If you ever bother to listen to the safety announcements as you prepare for take-off you'll remember the exhortation to put your own oxygen mask on before you start helping those dependent on you. Because if you-the-adult flake out from oxygen deprivation while you trick about with Little Jimmy's mask then you're both dead. In the natural world, where propagating your genes into another generation is one of the most powerful drives we know about, parents have to make conscious and unconscious decisions about whether continuing to invest in this particular offspring is the 'best' option at the current time. Humans too! - you may, with advantage, read Nisa by Marjorie Shostak: the eponymous hero falls pregnant too quickly after the birth of her first child and is told that extra burden will likely kill them all in the marginal desert land they inhabited. As an evolutionary biologist and a utilitarian, I have a particular take on matters of life and death: I cannot accept that the right to life is a black and white issue. You just have to engage with a bit of trolleyology or follow the ethical reasoning of Peter Singer to see where I'm coming from. Yes, you have to read the back story because Ethics Is Hard.

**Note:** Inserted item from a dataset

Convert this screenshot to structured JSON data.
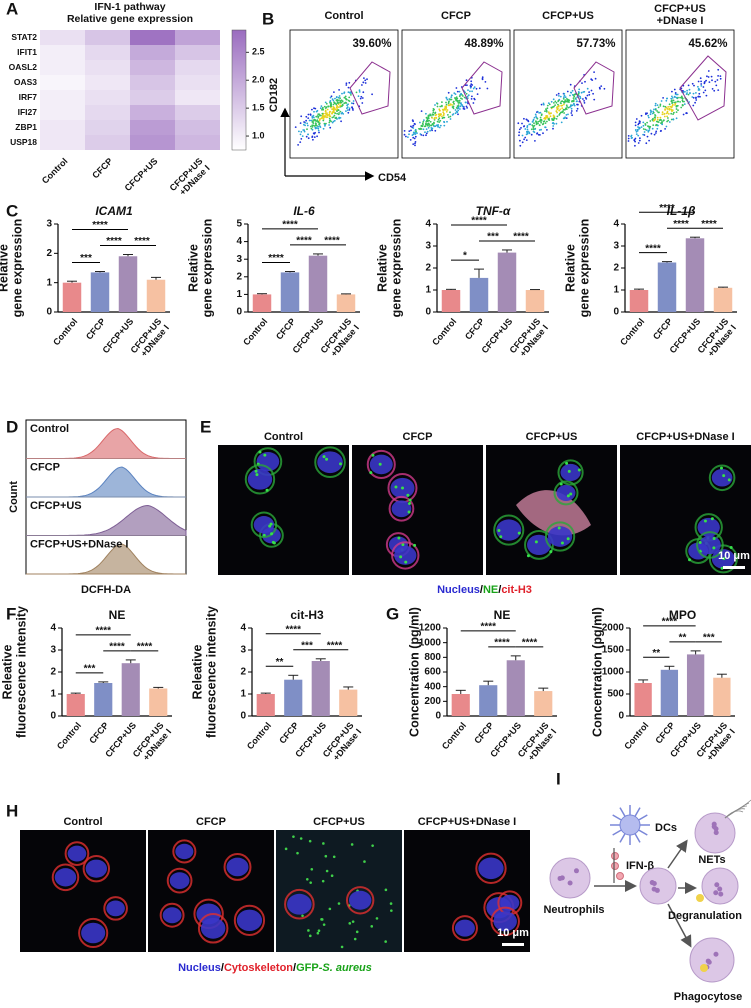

I put it to you that Pro-Lifers [vote No to the proposed change] are following Immanuel Kant with his belief in absolutes of Right and Wrong. For Kant telling a lie is wrong and therefore on the same floor as kicking a dog or setting fire to a church full of people. By showing small-but-perfectly-formed aborted foetuses on their campaign posters, they are trying to elicit a sense of human empathy with something that is about the size of a kidney bean [8 weeks on the fruit and veg comparison]. But the No-change position is that all humans of whatever size, shape or colour have a Right to Life even if that life has a disastrous effect on all around it/him/her. I loath Kant: smug, priggish and detached from the realities of life in his ideal Platonic cave. It's not perfect, but Utilitarian - greatest good for the greatest number - reasoning is practicable for many normal circumstances. There are so many of them that awkward crisis pregnancies are part of normal life and here too Utility works for me. I'm by no means Certain of my position, but women should have a choice about what happens down there.  Shipping the problem to England is just contemptible.

You and I are entitled to a position on either side of a debate. It's better if we think the consequences through. Better still if we listen with care and attention to what The Other has to say. But diversity rules apply: me, I'll have compassion for a poor woman in trouble. Too few of us give a €2 damn about a small black baby dying of infectious diarrhoea over there; too many of us affect to care for a small pink kidney bean over here that we have no intention of supporting.